Quels bénéfices tirezvous de cette expérience ? J. C. C. Pour moi, cela répond à une envie d’apporter ma contribution aux nouvelles générations. Personnellement, à la fin de mes études, j’étais complètement perdu. Je manquais de conseils. Je vois que ce type de mentorat est de plus en plus souvent proposé au sein de l’Université du Luxembourg, et c’est vraiment une bonne chose. Tout le monde n’a pas cette chance. Quand on sort d’un master, il arrive souvent qu’on se retrouve à la porte du monde professionnel sans avoir la moindre idée de qui est qui, de qui fait quoi…
Comment savoir si votre parcours est utile pour l’entreprise que vous visez, si le secteur choisi est le bon pour vous ? Et même lorsque vous entrez dans le bon secteur – dans le secteur financier, dans le cas présent –, vous pouvez facilement découvrir que les gens ne sont pas toujours très ouverts. Je dirais que tout ce que j’ai appris au cours de ma carrière, je l’ai appris parce que j’ai échoué dans quelque chose, « à la dure ». Je n’ai pas de regrets.
Quand le chemin est difficile, il nous apprend aussi beaucoup de choses que l’on n’oublie pas. Mais parfois, il est très utile d’obtenir des conseils, d’avoir un regard extérieur. Donc, c’est devenu un objectif personnel d’aider la prochaine génération, parce que j’ai accumulé des années d’expérience et que j’ai quelque chose à donner. L’autre point est que les conseils que je donne doivent avoir un impact. Ils sont sans compromis. Trop de personnes choisissent un emploi qui ne correspond pas à leurs besoins, à leurs objectifs de vie. Elles arrivent le lundi au travail et pensent déjà aux prochaines vacances. C’est vraiment dommage de commencer sa carrière de la sorte.

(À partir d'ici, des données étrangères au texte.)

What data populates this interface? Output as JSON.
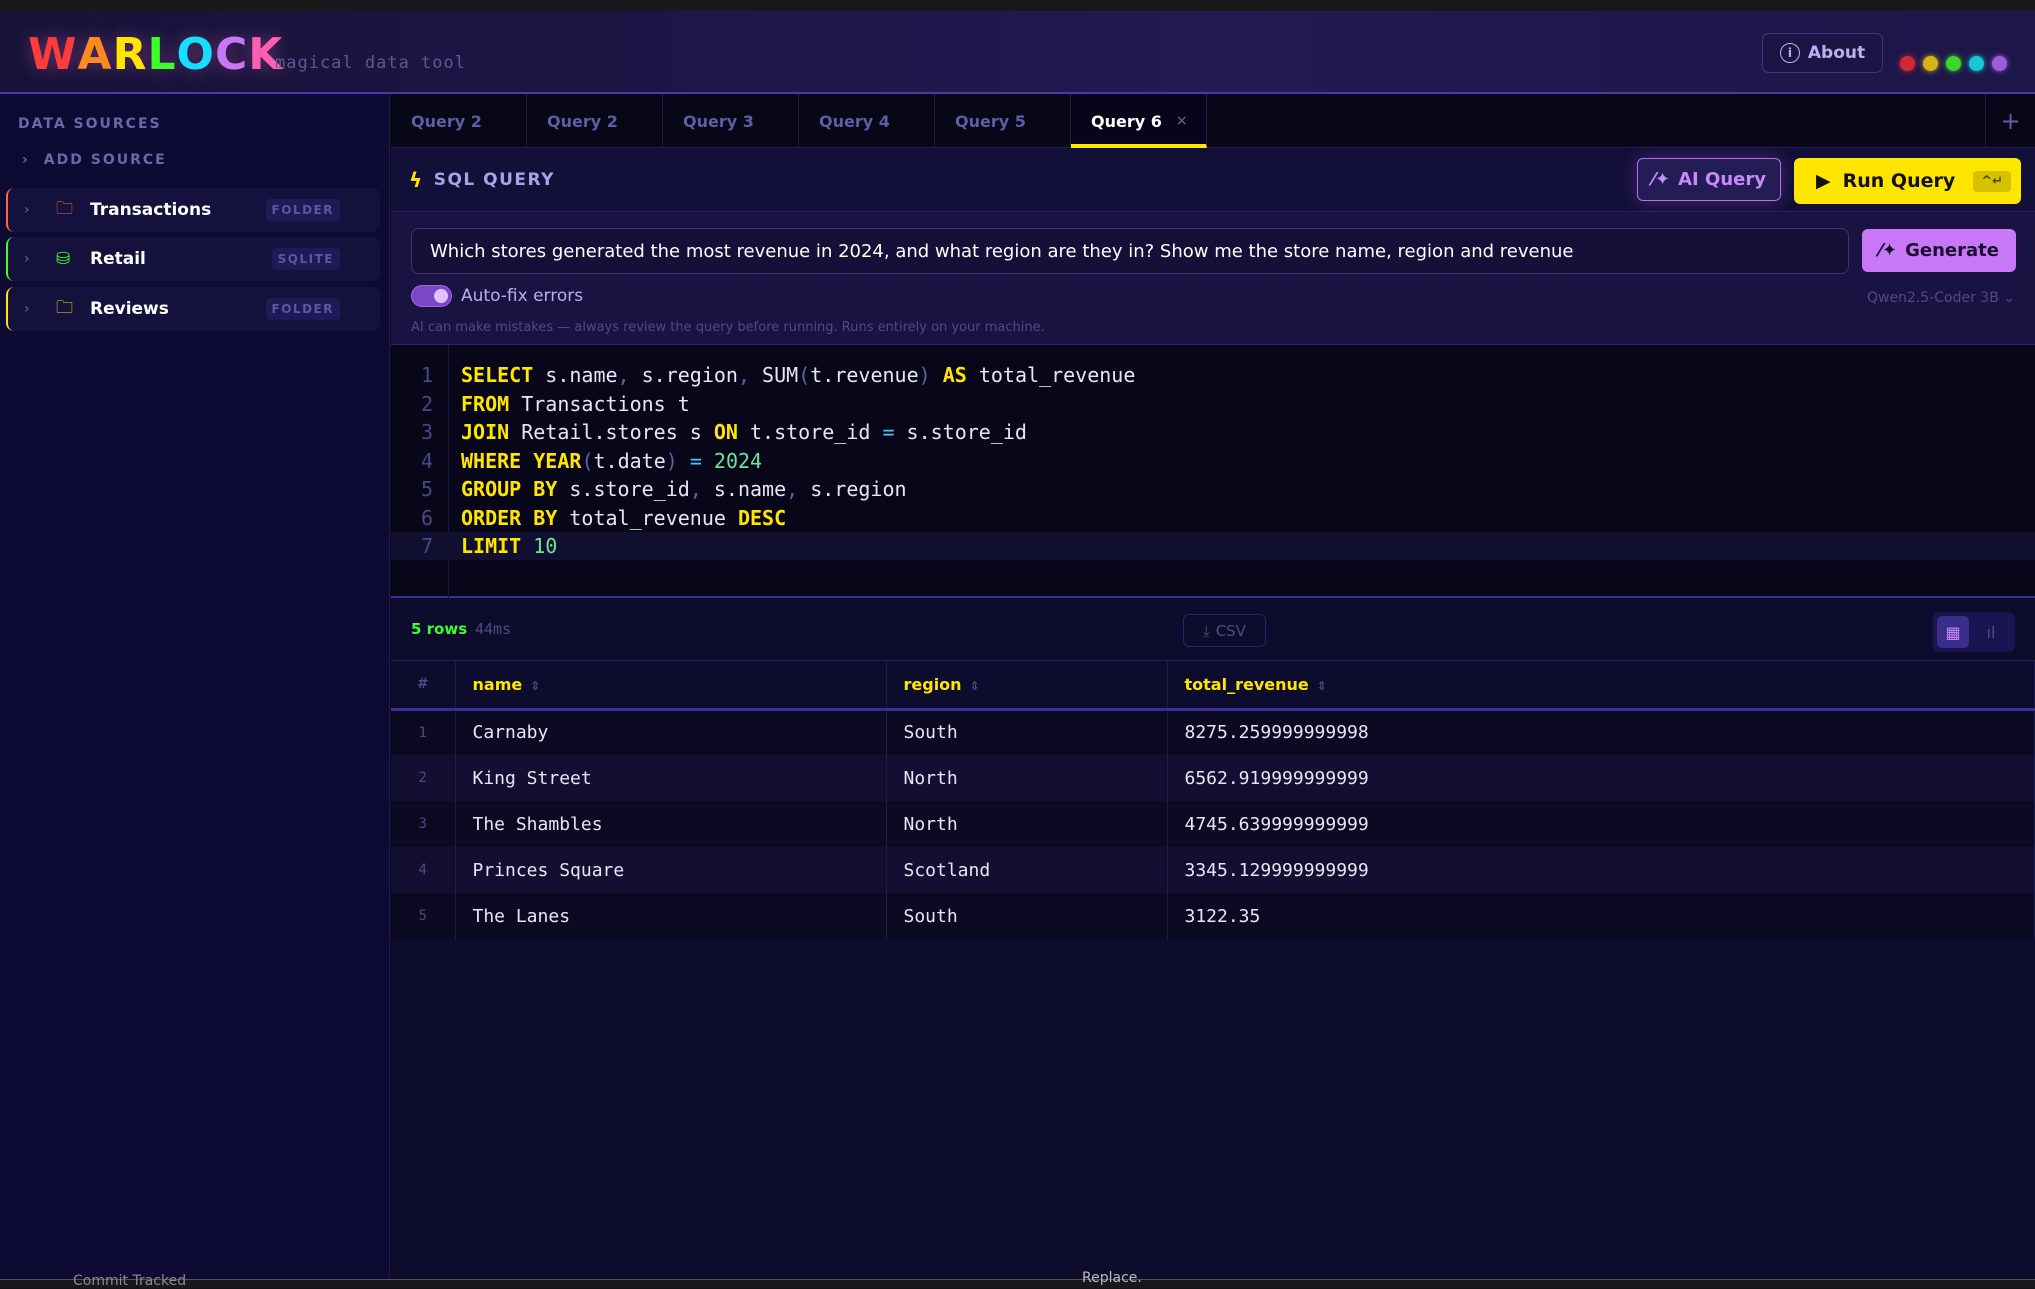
{
  "app": {
    "logo": "WARLOCK",
    "logo_colors": [
      "#ff3b3b",
      "#ff8a1f",
      "#ffe600",
      "#3dff2a",
      "#16e0ff",
      "#c878f7",
      "#ff5fb0"
    ],
    "tagline": "magical data tool",
    "about_label": "About",
    "about_icon": "info-icon",
    "theme_dots": [
      "#d0283a",
      "#d4b514",
      "#3fd42e",
      "#14c8d6",
      "#9a5fd6"
    ]
  },
  "sidebar": {
    "title": "DATA SOURCES",
    "add_source": "ADD SOURCE",
    "sources": [
      {
        "name": "Transactions",
        "type": "FOLDER",
        "icon": "folder-icon",
        "color": "#ff6a3a"
      },
      {
        "name": "Retail",
        "type": "SQLITE",
        "icon": "database-icon",
        "color": "#3dff2a"
      },
      {
        "name": "Reviews",
        "type": "FOLDER",
        "icon": "folder-icon",
        "color": "#ffe600"
      }
    ]
  },
  "tabs": [
    {
      "label": "Query 2"
    },
    {
      "label": "Query 2"
    },
    {
      "label": "Query 3"
    },
    {
      "label": "Query 4"
    },
    {
      "label": "Query 5"
    },
    {
      "label": "Query 6",
      "active": true
    }
  ],
  "toolbar": {
    "title": "SQL QUERY",
    "ai_query": "AI Query",
    "run_query": "Run Query",
    "run_shortcut": "^↵"
  },
  "ai": {
    "prompt": "Which stores generated the most revenue in 2024, and what region are they in? Show me the store name, region and revenue",
    "generate": "Generate",
    "autofix_label": "Auto-fix errors",
    "autofix_on": true,
    "disclaimer": "AI can make mistakes — always review the query before running. Runs entirely on your machine.",
    "model": "Qwen2.5-Coder 3B"
  },
  "editor": {
    "current_line": 7,
    "lines": [
      [
        [
          "kw",
          "SELECT"
        ],
        [
          "id",
          " s.name"
        ],
        [
          "pn",
          ","
        ],
        [
          "id",
          " s.region"
        ],
        [
          "pn",
          ","
        ],
        [
          "id",
          " SUM"
        ],
        [
          "pn",
          "("
        ],
        [
          "id",
          "t.revenue"
        ],
        [
          "pn",
          ")"
        ],
        [
          "id",
          " "
        ],
        [
          "kw",
          "AS"
        ],
        [
          "id",
          " total_revenue"
        ]
      ],
      [
        [
          "kw",
          "FROM"
        ],
        [
          "id",
          " Transactions t"
        ]
      ],
      [
        [
          "kw",
          "JOIN"
        ],
        [
          "id",
          " Retail.stores s "
        ],
        [
          "kw",
          "ON"
        ],
        [
          "id",
          " t.store_id "
        ],
        [
          "op",
          "="
        ],
        [
          "id",
          " s.store_id"
        ]
      ],
      [
        [
          "kw",
          "WHERE"
        ],
        [
          "id",
          " "
        ],
        [
          "kw",
          "YEAR"
        ],
        [
          "pn",
          "("
        ],
        [
          "id",
          "t.date"
        ],
        [
          "pn",
          ")"
        ],
        [
          "id",
          " "
        ],
        [
          "op",
          "="
        ],
        [
          "id",
          " "
        ],
        [
          "num",
          "2024"
        ]
      ],
      [
        [
          "kw",
          "GROUP BY"
        ],
        [
          "id",
          " s.store_id"
        ],
        [
          "pn",
          ","
        ],
        [
          "id",
          " s.name"
        ],
        [
          "pn",
          ","
        ],
        [
          "id",
          " s.region"
        ]
      ],
      [
        [
          "kw",
          "ORDER BY"
        ],
        [
          "id",
          " total_revenue "
        ],
        [
          "kw",
          "DESC"
        ]
      ],
      [
        [
          "kw",
          "LIMIT"
        ],
        [
          "id",
          " "
        ],
        [
          "num",
          "10"
        ]
      ]
    ]
  },
  "results": {
    "row_count": "5 rows",
    "time": "44ms",
    "csv": "CSV",
    "columns": [
      "#",
      "name",
      "region",
      "total_revenue"
    ],
    "rows": [
      [
        "1",
        "Carnaby",
        "South",
        "8275.259999999998"
      ],
      [
        "2",
        "King Street",
        "North",
        "6562.919999999999"
      ],
      [
        "3",
        "The Shambles",
        "North",
        "4745.639999999999"
      ],
      [
        "4",
        "Princes Square",
        "Scotland",
        "3345.129999999999"
      ],
      [
        "5",
        "The Lanes",
        "South",
        "3122.35"
      ]
    ]
  },
  "background": {
    "text1": "Commit Tracked",
    "text2": "Replace."
  }
}
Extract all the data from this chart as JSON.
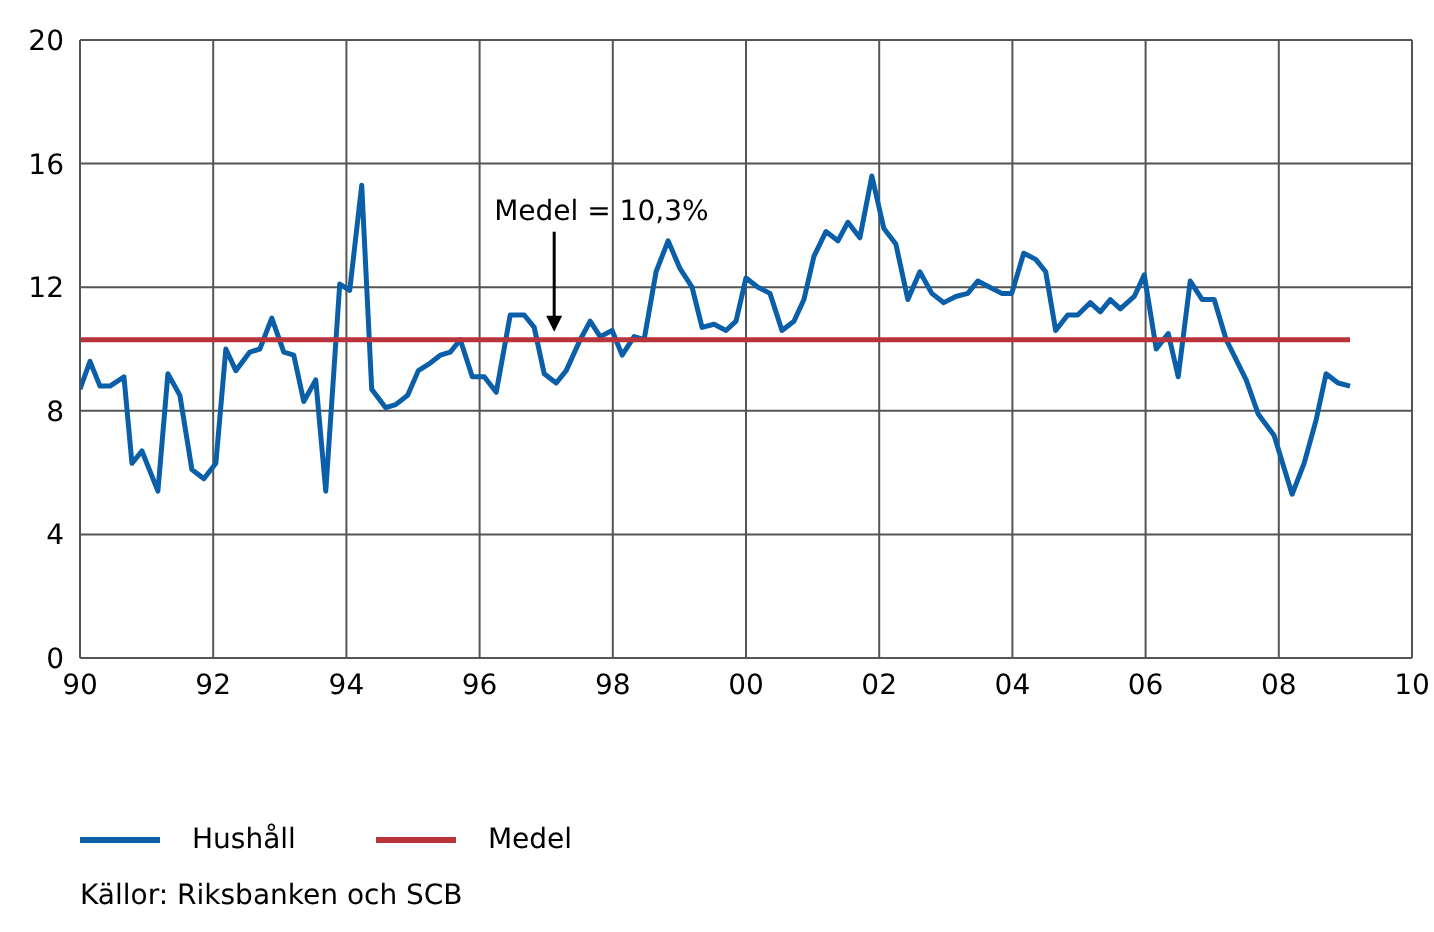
{
  "chart_data": {
    "type": "line",
    "xlim": [
      1990,
      2010
    ],
    "xticks": [
      {
        "value": 1990,
        "label": "90"
      },
      {
        "value": 1992,
        "label": "92"
      },
      {
        "value": 1994,
        "label": "94"
      },
      {
        "value": 1996,
        "label": "96"
      },
      {
        "value": 1998,
        "label": "98"
      },
      {
        "value": 2000,
        "label": "00"
      },
      {
        "value": 2002,
        "label": "02"
      },
      {
        "value": 2004,
        "label": "04"
      },
      {
        "value": 2006,
        "label": "06"
      },
      {
        "value": 2008,
        "label": "08"
      },
      {
        "value": 2010,
        "label": "10"
      }
    ],
    "ylim": [
      0,
      20
    ],
    "yticks": [
      0,
      4,
      8,
      12,
      16,
      20
    ],
    "grid": true,
    "legend": "bottom",
    "marker": "none",
    "line_style": "solid",
    "annotations": [
      {
        "text": "Medel = 10,3%",
        "x": 1997.12,
        "y": 10.3
      },
      "Källor: Riksbanken och SCB"
    ],
    "series": [
      {
        "name": "Hushåll",
        "color": "#0a5fa8",
        "x": [
          1990.0,
          1990.15,
          1990.3,
          1990.45,
          1990.66,
          1990.78,
          1990.93,
          1991.17,
          1991.32,
          1991.5,
          1991.68,
          1991.86,
          1992.04,
          1992.19,
          1992.34,
          1992.55,
          1992.7,
          1992.88,
          1993.06,
          1993.21,
          1993.36,
          1993.54,
          1993.69,
          1993.9,
          1994.05,
          1994.23,
          1994.38,
          1994.59,
          1994.74,
          1994.92,
          1995.08,
          1995.23,
          1995.41,
          1995.56,
          1995.71,
          1995.89,
          1996.07,
          1996.25,
          1996.46,
          1996.67,
          1996.82,
          1996.97,
          1997.15,
          1997.3,
          1997.51,
          1997.66,
          1997.81,
          1997.99,
          1998.14,
          1998.32,
          1998.47,
          1998.65,
          1998.83,
          1999.01,
          1999.19,
          1999.34,
          1999.52,
          1999.7,
          1999.85,
          2000.0,
          2000.18,
          2000.36,
          2000.54,
          2000.72,
          2000.87,
          2001.02,
          2001.2,
          2001.38,
          2001.53,
          2001.71,
          2001.89,
          2002.07,
          2002.25,
          2002.43,
          2002.61,
          2002.79,
          2002.97,
          2003.15,
          2003.33,
          2003.48,
          2003.66,
          2003.84,
          2003.99,
          2004.17,
          2004.35,
          2004.5,
          2004.65,
          2004.83,
          2004.98,
          2005.17,
          2005.32,
          2005.47,
          2005.62,
          2005.83,
          2005.98,
          2006.16,
          2006.34,
          2006.49,
          2006.67,
          2006.85,
          2007.03,
          2007.21,
          2007.51,
          2007.69,
          2007.93,
          2008.2,
          2008.38,
          2008.56,
          2008.71,
          2008.89,
          2009.07
        ],
        "values": [
          8.7,
          9.6,
          8.8,
          8.8,
          9.1,
          6.3,
          6.7,
          5.4,
          9.2,
          8.5,
          6.1,
          5.8,
          6.3,
          10.0,
          9.3,
          9.9,
          10.0,
          11.0,
          9.9,
          9.8,
          8.3,
          9.0,
          5.4,
          12.1,
          11.9,
          15.3,
          8.7,
          8.1,
          8.2,
          8.5,
          9.3,
          9.5,
          9.8,
          9.9,
          10.3,
          9.1,
          9.1,
          8.6,
          11.1,
          11.1,
          10.7,
          9.2,
          8.9,
          9.3,
          10.3,
          10.9,
          10.4,
          10.6,
          9.8,
          10.4,
          10.3,
          12.5,
          13.5,
          12.6,
          12.0,
          10.7,
          10.8,
          10.6,
          10.9,
          12.3,
          12.0,
          11.8,
          10.6,
          10.9,
          11.6,
          13.0,
          13.8,
          13.5,
          14.1,
          13.6,
          15.6,
          13.9,
          13.4,
          11.6,
          12.5,
          11.8,
          11.5,
          11.7,
          11.8,
          12.2,
          12.0,
          11.8,
          11.8,
          13.1,
          12.9,
          12.5,
          10.6,
          11.1,
          11.1,
          11.5,
          11.2,
          11.6,
          11.3,
          11.7,
          12.4,
          10.0,
          10.5,
          9.1,
          12.2,
          11.6,
          11.6,
          10.3,
          9.0,
          7.9,
          7.2,
          5.3,
          6.3,
          7.7,
          9.2,
          8.9,
          8.8
        ]
      },
      {
        "name": "Medel",
        "color": "#b8333a",
        "x": [
          1990,
          2009.07
        ],
        "values": [
          10.3,
          10.3
        ]
      }
    ]
  }
}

La majeure partie de notre vie est consacrée à notre travail ; elle doit donc être épanouissante. Si je peux essayer de les guider vers cet espace, alors, c’est une vraie satisfaction, car je sais que les gens vont exceller dans leur domaine, dans leur vie. T. N. Pour moi, trouver un job épanouissant est effectivement un point crucial. Avant de venir au Luxembourg, j’avais déjà quatre ans d’expérience et un master de la London School of Economics en poche, l’une des meilleures universités du monde. Mais j’ai décidé de commencer ce master au Luxembourg parce que je sentais que, pour me réveiller le matin et pour aller travailler le pas léger, me sentir satisfaite de ce que je faisais, je devais d’abord compléter mes connaissances, combler mes lacunes. Parce qu’avant d’avoir la chance de travailler dans le domaine de la finance durable au Luxembourg, je voulais vraiment mettre toutes les chances de mon côté.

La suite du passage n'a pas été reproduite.